[H O M E]
|John Popper, the lead singer of Blues Traveler, was an unexpected but most
welcomed guest in a beginning guitar class last Thursday. |
Grant Mazak, lecturer and local owner of Mazak Music, said Popper looked vaguely familiar when he first saw him in class, but he wasn't sure who the visitor was.
"The students introduced him in a humorous way," Mazak said. "They said, 'This is our friend, John,' and they told me he played the harmonica. Then I pretty much figured out who he was."
Two of Mazak's students, Stephanie Miller and Holly McReavy, met Popper at the Ritz, a bar in Austin, the night before class. Miller, who is in a band called Hooker Pink, said she and some of her friends were at the bar when a friend introduced her to Popper.
"We were all hanging out around the pool table (with John Popper)," Miller said. "He's really funny, and he had lots of stories."
Before the night was over, Popper accepted Miller's invitation to come to her guitar class at SWT the next morning. So Miller and McReavy picked him up in Austin and even stopped for breakfast at McDonald's before arriving to class.
Mazak said he had to give a lecture during the class period because he has two beginner guitar classes, and he could not afford to get one class out of sync with the other.

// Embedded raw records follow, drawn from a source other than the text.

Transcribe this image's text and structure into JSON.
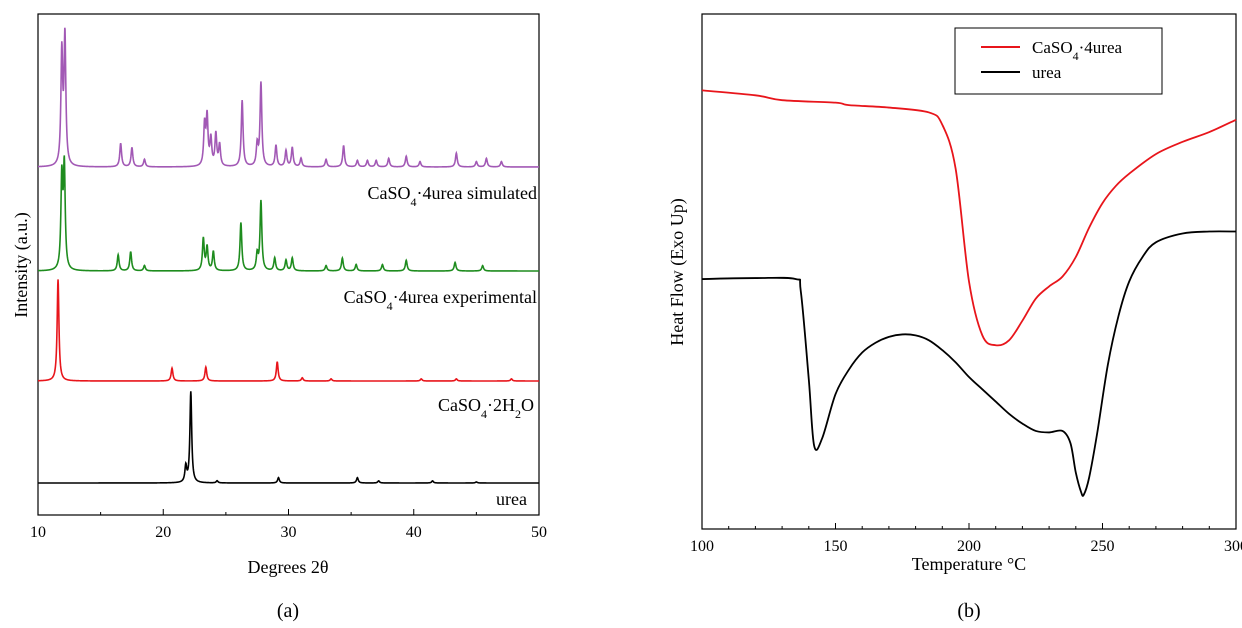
{
  "chart_data": [
    {
      "type": "line",
      "panel_label": "(a)",
      "xlabel": "Degrees 2θ",
      "ylabel": "Intensity (a.u.)",
      "xlim": [
        10,
        50
      ],
      "xticks": [
        10,
        20,
        30,
        40,
        50
      ],
      "yticks_shown": false,
      "grid": false,
      "series": [
        {
          "name": "CaSO4·4urea simulated",
          "label_parts": [
            "CaSO",
            "4",
            "·4urea simulated"
          ],
          "color": "#a259b5",
          "baseline": 3.0,
          "peaks": [
            [
              11.9,
              1.05
            ],
            [
              12.15,
              1.2
            ],
            [
              16.6,
              0.22
            ],
            [
              17.5,
              0.18
            ],
            [
              18.5,
              0.07
            ],
            [
              23.3,
              0.38
            ],
            [
              23.5,
              0.45
            ],
            [
              23.8,
              0.25
            ],
            [
              24.2,
              0.3
            ],
            [
              24.5,
              0.2
            ],
            [
              26.3,
              0.62
            ],
            [
              27.5,
              0.2
            ],
            [
              27.8,
              0.78
            ],
            [
              29.0,
              0.2
            ],
            [
              29.8,
              0.15
            ],
            [
              30.3,
              0.18
            ],
            [
              31.0,
              0.08
            ],
            [
              33.0,
              0.07
            ],
            [
              34.4,
              0.2
            ],
            [
              35.5,
              0.06
            ],
            [
              36.3,
              0.06
            ],
            [
              37.0,
              0.06
            ],
            [
              38.0,
              0.08
            ],
            [
              39.4,
              0.1
            ],
            [
              40.5,
              0.05
            ],
            [
              43.4,
              0.13
            ],
            [
              45.0,
              0.05
            ],
            [
              45.8,
              0.08
            ],
            [
              47.0,
              0.05
            ]
          ]
        },
        {
          "name": "CaSO4·4urea experimental",
          "label_parts": [
            "CaSO",
            "4",
            "·4urea experimental"
          ],
          "color": "#1e8c1e",
          "baseline": 2.0,
          "peaks": [
            [
              11.9,
              0.85
            ],
            [
              12.1,
              0.95
            ],
            [
              16.4,
              0.15
            ],
            [
              17.4,
              0.18
            ],
            [
              18.5,
              0.05
            ],
            [
              23.2,
              0.3
            ],
            [
              23.5,
              0.22
            ],
            [
              24.0,
              0.18
            ],
            [
              26.2,
              0.45
            ],
            [
              27.5,
              0.15
            ],
            [
              27.8,
              0.65
            ],
            [
              28.9,
              0.12
            ],
            [
              29.8,
              0.1
            ],
            [
              30.3,
              0.12
            ],
            [
              33.0,
              0.05
            ],
            [
              34.3,
              0.12
            ],
            [
              35.4,
              0.06
            ],
            [
              37.5,
              0.06
            ],
            [
              39.4,
              0.1
            ],
            [
              43.3,
              0.08
            ],
            [
              45.5,
              0.05
            ]
          ]
        },
        {
          "name": "CaSO4·2H2O",
          "label_parts": [
            "CaSO",
            "4",
            "·2H",
            "2",
            "O"
          ],
          "color": "#e8151b",
          "baseline": 1.0,
          "peaks": [
            [
              11.6,
              0.95
            ],
            [
              20.7,
              0.12
            ],
            [
              23.4,
              0.13
            ],
            [
              29.1,
              0.18
            ],
            [
              31.1,
              0.03
            ],
            [
              33.4,
              0.02
            ],
            [
              40.6,
              0.02
            ],
            [
              43.4,
              0.02
            ],
            [
              47.8,
              0.02
            ]
          ]
        },
        {
          "name": "urea",
          "label_parts": [
            "urea"
          ],
          "color": "#000000",
          "baseline": 0.0,
          "peaks": [
            [
              21.8,
              0.15
            ],
            [
              22.2,
              0.85
            ],
            [
              24.3,
              0.02
            ],
            [
              29.2,
              0.05
            ],
            [
              35.5,
              0.05
            ],
            [
              37.2,
              0.02
            ],
            [
              41.5,
              0.02
            ],
            [
              45.0,
              0.01
            ]
          ]
        }
      ]
    },
    {
      "type": "line",
      "panel_label": "(b)",
      "xlabel": "Temperature °C",
      "ylabel": "Heat Flow (Exo Up)",
      "xlim": [
        100,
        300
      ],
      "xticks": [
        100,
        150,
        200,
        250,
        300
      ],
      "yticks_shown": false,
      "grid": false,
      "legend_position": "top-right",
      "series": [
        {
          "name": "CaSO4·4urea",
          "label_parts": [
            "CaSO",
            "4",
            "·4urea"
          ],
          "color": "#e8151b",
          "points": [
            [
              100,
              8.4
            ],
            [
              120,
              8.3
            ],
            [
              130,
              8.2
            ],
            [
              150,
              8.15
            ],
            [
              155,
              8.1
            ],
            [
              170,
              8.05
            ],
            [
              185,
              7.95
            ],
            [
              190,
              7.7
            ],
            [
              195,
              6.8
            ],
            [
              200,
              4.5
            ],
            [
              205,
              3.4
            ],
            [
              210,
              3.2
            ],
            [
              215,
              3.3
            ],
            [
              220,
              3.7
            ],
            [
              225,
              4.15
            ],
            [
              230,
              4.4
            ],
            [
              235,
              4.6
            ],
            [
              240,
              5.0
            ],
            [
              245,
              5.6
            ],
            [
              250,
              6.1
            ],
            [
              255,
              6.45
            ],
            [
              260,
              6.7
            ],
            [
              270,
              7.1
            ],
            [
              280,
              7.35
            ],
            [
              290,
              7.55
            ],
            [
              300,
              7.8
            ]
          ]
        },
        {
          "name": "urea",
          "label_parts": [
            "urea"
          ],
          "color": "#000000",
          "points": [
            [
              100,
              4.55
            ],
            [
              120,
              4.57
            ],
            [
              135,
              4.55
            ],
            [
              137,
              4.3
            ],
            [
              140,
              2.5
            ],
            [
              142,
              1.15
            ],
            [
              145,
              1.3
            ],
            [
              150,
              2.2
            ],
            [
              155,
              2.7
            ],
            [
              160,
              3.05
            ],
            [
              165,
              3.25
            ],
            [
              170,
              3.37
            ],
            [
              175,
              3.42
            ],
            [
              180,
              3.4
            ],
            [
              185,
              3.3
            ],
            [
              190,
              3.1
            ],
            [
              195,
              2.85
            ],
            [
              200,
              2.55
            ],
            [
              205,
              2.3
            ],
            [
              210,
              2.05
            ],
            [
              215,
              1.8
            ],
            [
              220,
              1.6
            ],
            [
              225,
              1.45
            ],
            [
              230,
              1.42
            ],
            [
              235,
              1.45
            ],
            [
              238,
              1.2
            ],
            [
              240,
              0.6
            ],
            [
              242,
              0.2
            ],
            [
              243,
              0.15
            ],
            [
              245,
              0.5
            ],
            [
              248,
              1.4
            ],
            [
              252,
              2.8
            ],
            [
              256,
              3.8
            ],
            [
              260,
              4.5
            ],
            [
              265,
              5.0
            ],
            [
              270,
              5.3
            ],
            [
              280,
              5.48
            ],
            [
              290,
              5.52
            ],
            [
              300,
              5.52
            ]
          ]
        }
      ]
    }
  ]
}
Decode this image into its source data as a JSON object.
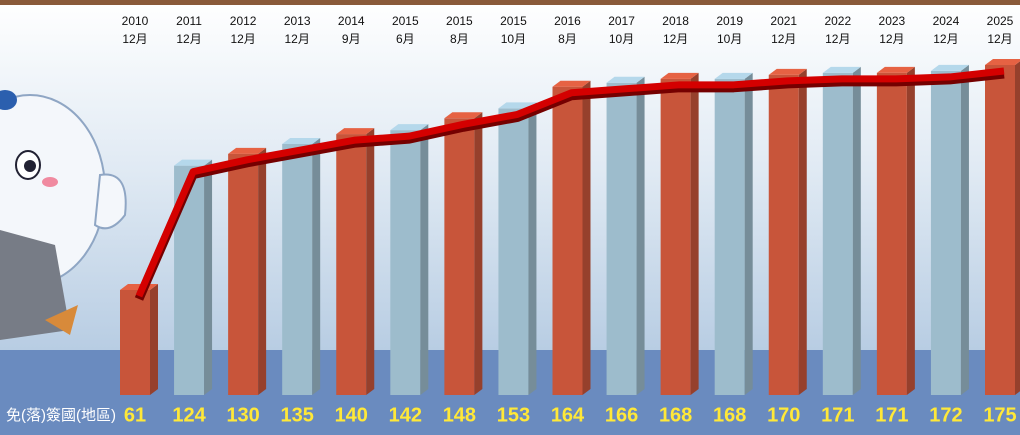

But Mazak's lecture did teach Popper some valuable information. He told Mazak there were some things about Barre cords he never understood until after Mazak's lecture.
After the lecture, Mazak sat with Popper and they played several songs together: Mazak with his guitar and Popper with his harmonica.
The two played the Bob Marley song "No Woman, No Cry," a song the class had been working on. They also played the Blues Traveler song "Hook" and The Beatles song "Imagine."
Miller said she realized in class that Popper was not just a regular, everyday guy.
"When he started playing in class, it was a reality check," Miller said. "He actually has a Grammy."
Besides playing for the class, Mazak said Popper talked about the band and had some anecdotes for the class.
"We traded some road stories; his were better than mine," Mazak said. "We traded some jokes; his were better than mine.
"We traded some lyrics; his were better than mine."
After class, Mazak was invited to eat lunch with Popper and several students at the San Marcos River Pub and Grill.
Mazak said he had always loved Blues Traveler's music on the radio, but he didn't have any of its CDs.
"I'm a little older and I don't buy a lot of contemporary music, but I have three of its CDs now," he said.
Mazak said there is a movement in a lot of contemporary music away from instrumental solos. Blues Traveler, he said, reminds him of a classic rock band because they feature more instrumental music, like Popper's harmonica solos.
Mazak said the band is in Austin writing music before its March 21 gig at Stubbs BBQ. Mazak, who is a musician himself, said writing music on the road is difficult, and he assumes Blues Traveler came to Austin because it is a good place to write.
"In all the places I lived, Texas is by far the best place to be a musician," Mazak said.
"It was way beyond the ordinary to meet John Popper because he's not a Texas musician."